A variation of this shifting of reponsibility goes something like the estranged husband leaves a death threat on the woman’s answering machine. She calls the police and he’s arrested. He’s furious because she caused his arrest. In his mind, it’s not that he threatened her that caused his problems. It’s that she called the cops. She caused his problems. He had nothing to do with it. He did nothing wrong. Just so I’m not weighting the gender scale, a woman complained that her husband always yells at her when she doesn’t pay the bills and they get nailed with late fees and interest (she insists on handling the checkbook). Some probing revealed this occurs about four out of every six months.
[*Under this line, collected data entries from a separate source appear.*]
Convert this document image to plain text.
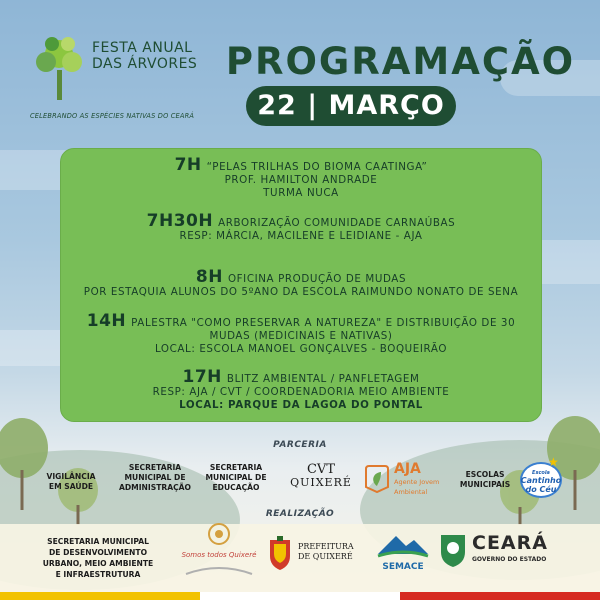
FESTA ANUAL
DAS ÁRVORES
CELEBRANDO AS ESPÉCIES NATIVAS DO CEARÁ
PROGRAMAÇÃO
22 | MARÇO
7H “PELAS TRILHAS DO BIOMA CAATINGA”
PROF. HAMILTON ANDRADE
TURMA NUCA
7H30H ARBORIZAÇÃO COMUNIDADE CARNAÚBAS
RESP: MÁRCIA, MACILENE E LEIDIANE - AJA
8H OFICINA PRODUÇÃO DE MUDAS
POR ESTAQUIA ALUNOS DO 5ºANO DA ESCOLA RAIMUNDO NONATO DE SENA
14H PALESTRA "COMO PRESERVAR A NATUREZA" E DISTRIBUIÇÃO DE 30
MUDAS (MEDICINAIS E NATIVAS)
LOCAL: ESCOLA MANOEL GONÇALVES - BOQUEIRÃO
17H BLITZ AMBIENTAL / PANFLETAGEM
RESP: AJA / CVT / COORDENADORIA MEIO AMBIENTE
LOCAL: PARQUE DA LAGOA DO PONTAL
PARCERIA
VIGILÂNCIA
EM SAÚDE
SECRETARIA
MUNICIPAL DE
ADMINISTRAÇÃO
SECRETARIA
MUNICIPAL DE
EDUCAÇÃO
CVT
QUIXERÉ
AJA
Agente Jovem
Ambiental
ESCOLAS
MUNICIPAIS
★
Escola
Cantinho
do Céu
REALIZAÇÃO
SECRETARIA MUNICIPAL
DE DESENVOLVIMENTO
URBANO, MEIO AMBIENTE
E INFRAESTRUTURA
Somos todos Quixeré
PREFEITURA
DE QUIXERÉ
SEMACE
CEARÁ
GOVERNO DO ESTADO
In her mind, he’s the problem and the only problem. So, if you’re in a lot and you park a wheel on his foot, the problem isn’t you’re crushing his appendage. The problem is he’s yelping about the pain? He’s the problem? By denying her responsibility, you can see that she has little chance of correcting behavior. That’s the problem. These people will have the same issues over and over with different people but they refuse to see that clearly illustrates wherein lies the problem.
The group will attempt to play back the described scenario to them to help them grasp reality, but that’s usually met with a dodging of the facts and an attempt to turn it around. “You’re using my own words against me!”
That’s the frustration and I pretty much ODed on people on create their own issues and then blame others. I give therapists a lot of credit for coping with this on a full time basis.
But, the most exasperating encounter took place outside of group. A woman stormed into my office to complain about the treatment of her adolescent son, who found himself in group as a condition of parole on drug charges. Her complaint was that we stuck him in a group with a bunch of users. I explained that group worked on the principle of interacting with people who shared a common problem, which she dismissed out of hand. That’s what got him in this mess to begin with, associating with users (not his own decisions?). She demanded he be reassigned to another group or she’d sue.
Who did she expect to be in a group for addiction therapy, nuns?